Wolfgang Staudte est né en 1906. Il acquiert (comme tant d'autres : Murnau,
Lubitsch, Dieterle, Preminger, Veidt, Jannings, Marlène Dietrich, etc.)
une solide formation théâtrale avec Max Reinhardt. Il passe ensuite
au cinéma et tient de nombreux petits rôles dans plus d'une vingtaine
de films. En 1945, il décide de s'installer en Allemagne de l'Est où
il réalise le remarquable Die Mörder sind unter uns (Les
Assassins sont parmi nous), premier film allemand sorti en Europe après
la chute du nazisme. Toujours pour la D.E.F.A., Wolfgang Staudte réalise
ensuite Rotation (1949) et Der Untertan.
Les relations entre Bertold Brecht et Wolfgang Staudte ont été complexes. Un projet de film (une adaptation de Mère Courage et ses enfants) avait été un temps envisagé mais ce projet n'aboutit pas. Sept ans après la mort de Brecht, Wolfgang Staudte, revenu entre-temps en Allemagne de l'Ouest, décide d'adapter la grande uvre de l'auteur, l'arrangement musical étant confié au compositeur Peter Sandloff à la demande expresse de la veuve de Kurt Weill.

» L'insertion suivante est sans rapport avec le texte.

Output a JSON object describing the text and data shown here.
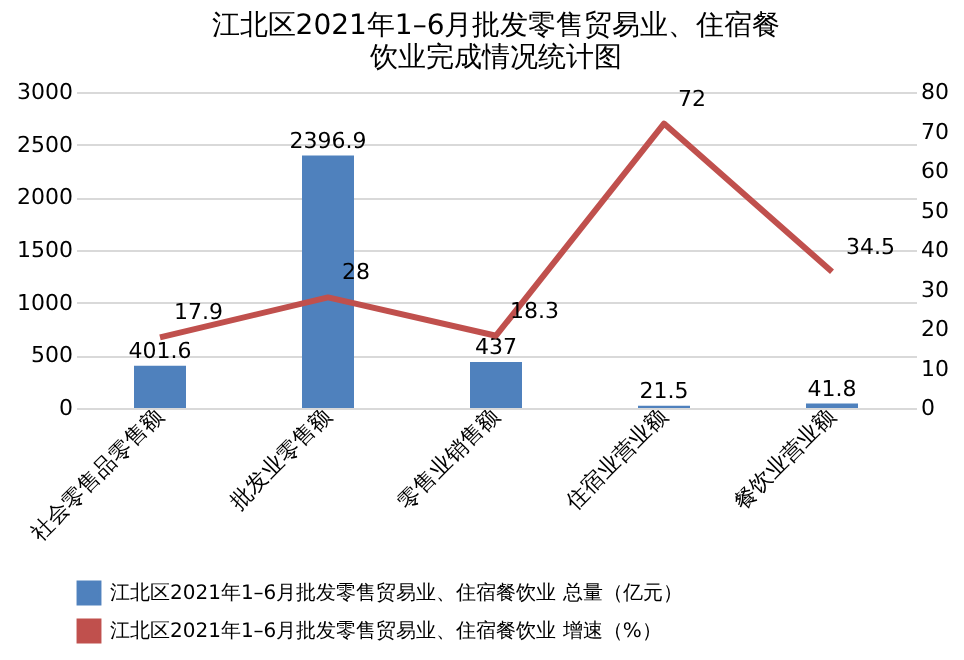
{
  "chart_data": {
    "type": "bar",
    "title": "江北区2021年1–6月批发零售贸易业、住宿餐饮业完成情况统计图",
    "categories": [
      "社会零售品零售额",
      "批发业零售额",
      "零售业销售额",
      "住宿业营业额",
      "餐饮业营业额"
    ],
    "series": [
      {
        "name": "江北区2021年1–6月批发零售贸易业、住宿餐饮业 总量（亿元）",
        "type": "bar",
        "color": "#4f81bd",
        "values": [
          401.6,
          2396.9,
          437,
          21.5,
          41.8
        ]
      },
      {
        "name": "江北区2021年1–6月批发零售贸易业、住宿餐饮业 增速（%）",
        "type": "line",
        "axis": "y2",
        "color": "#c0504d",
        "values": [
          17.9,
          28,
          18.3,
          72,
          34.5
        ]
      }
    ],
    "ylim": [
      0,
      3000
    ],
    "yticks": [
      0,
      500,
      1000,
      1500,
      2000,
      2500,
      3000
    ],
    "y2lim": [
      0,
      80
    ],
    "y2ticks": [
      0,
      10,
      20,
      30,
      40,
      50,
      60,
      70,
      80
    ],
    "data_labels": true,
    "grid": "y",
    "legend": "bottom"
  }
}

Au générique : Curd Jurgens dans le rôle de Mackie, Gert
Froebe dans celui de Peachum, Hildegarde Knef joue Jenny, June Richtie, Polly,
Samy Davis Jr., Mackie et Lino Ventura apparaît dans le personnage du
préfet de police Braün.
Un tel choix d'adaptation ne pouvait qu'entraîiner des réactions passionnées de la critique. Respect ou non de l'esprit brechtien ? Le très influent Ulrich Gregor attaqua le film avec virulence dénonçant selon lui une dénaturation de l'uvre littéraire ("La cruelle satire d'une société décadente dégénère ici en un divertissement somptueux dont la drôlerie et la bonne humeur ne font plus aucun mal à personne"). D'autres y ont vu une réussite, le film faisant revivre par de multiples touches picturales un univers social en décomposition. A chacun d'apprécier sur pièce.